Mais au milieu de cette crise institutionnelle, l'économiste constate néanmoins que la gestion économique de Pedro Castillo est «perçue par les agents économiques et les agences de notation comme responsable». Elle explique que le Pérou parvient à «contenir l'inflation, à réduire le déficit public de 2,6 %, de mieux canaliser les programmes sociaux, de stopper la fuite des dollars et de contrôler la perte de valeur de la monnaie [le sol]». Grâce à ces bons indicateurs, rappelle-t-elle, la Banque interaméricaine de développement (BID) a accordé un prêt de 500 millions de dollars au pays pour soutenir le secteur rural.
La promesse de mettre en place une constituante s'éloigne
Pour sortir le pays de la crise institutionnelle, le candidat Pedro Castillo s'était engagé à mettre en place une Assemblée constituante pour remplacer la Constitution actuelle promulguée sous le président Alberto Fujimori et qui inscrit les principes du néolibéralisme dans le marbre du texte fondamental. Comme le rappelait Romain Migus dans un article publié sur notre site après le premier tour de la présidentielle en avril, les sondages d’opinions montraient qu’à la veille de la présidentielle du 11 avril 2021, 90% des Péruviens souhaitaient changer ou réformer la Constitution actuelle. En campagne, Pedro Castillo est allé jusqu'à menacer de «fermer le Parlement» si celui-ci empêchait la tenue d’une constituante. Aujourd'hui, il continue à plaider pour redonner le pouvoir au peuple mais le Parlement se dresse contre cette initiative.

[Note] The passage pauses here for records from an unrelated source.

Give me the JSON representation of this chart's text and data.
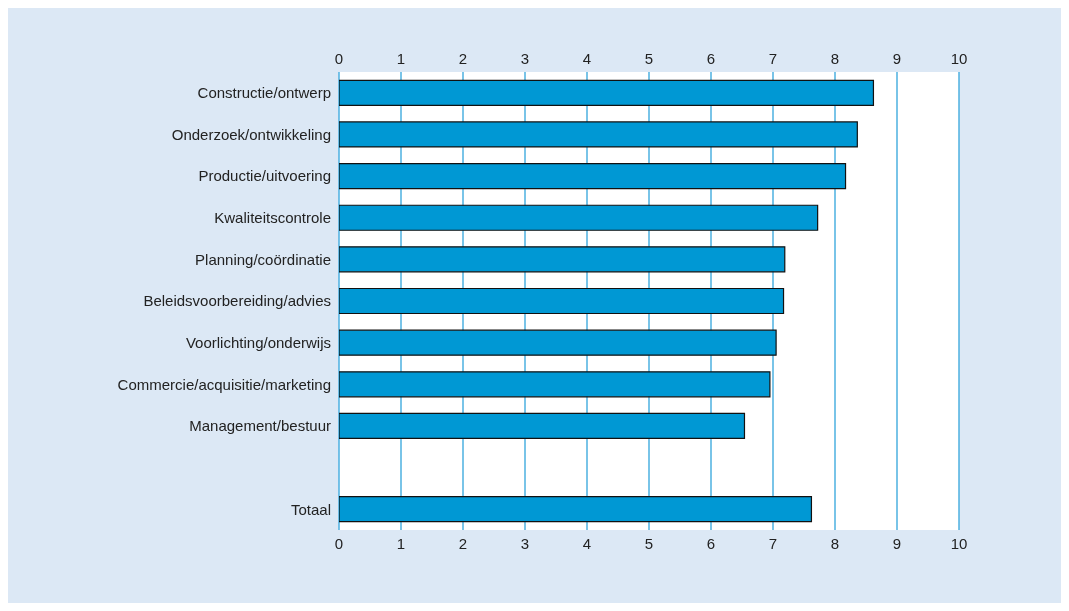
{
  "chart_data": {
    "type": "bar",
    "orientation": "horizontal",
    "categories": [
      "Constructie/ontwerp",
      "Onderzoek/ontwikkeling",
      "Productie/uitvoering",
      "Kwaliteitscontrole",
      "Planning/coördinatie",
      "Beleidsvoorbereiding/advies",
      "Voorlichting/onderwijs",
      "Commercie/acquisitie/marketing",
      "Management/bestuur",
      null,
      "Totaal"
    ],
    "values": [
      8.62,
      8.36,
      8.17,
      7.72,
      7.19,
      7.17,
      7.05,
      6.95,
      6.54,
      null,
      7.62
    ],
    "color": "#0098d4",
    "xlim": [
      0,
      10
    ],
    "xticks": [
      0,
      1,
      2,
      3,
      4,
      5,
      6,
      7,
      8,
      9,
      10
    ],
    "x2lim": [
      0,
      10
    ],
    "x2ticks": [
      0,
      1,
      2,
      3,
      4,
      5,
      6,
      7,
      8,
      9,
      10
    ],
    "grid": "x"
  }
}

Le 21 janvier, la session plénière du Congrès a approuvé une loi qui réaffirme les limites pour convoquer un référendum, établissant que lorsqu'il s'agit d'une réforme constitutionnelle, une consultation populaire ne sera appropriée que si elle a le soutien de la majorité du Parlement. Ce qui serait loin d'être gagné pour Castillo face à un Parlement hostile à son programme. Il a donc décidé de saisir le tribunal constitutionnel contre cette loi qu'il juge inconstitutionnelle et de nature à violer la volonté populaire. «Nous ne permettrons pas que la participation politique des Péruviens soit violée, sous-estimant, conditionnant et soumettant leur volonté à la merci de la seule opinion du Congrès», a déclaré le président. S'il n'obtient pas gain de cause devant la justice, Pedro Castillo va-t-il vraiment «fermer le Parlement» ? Rien n'est moins sûr.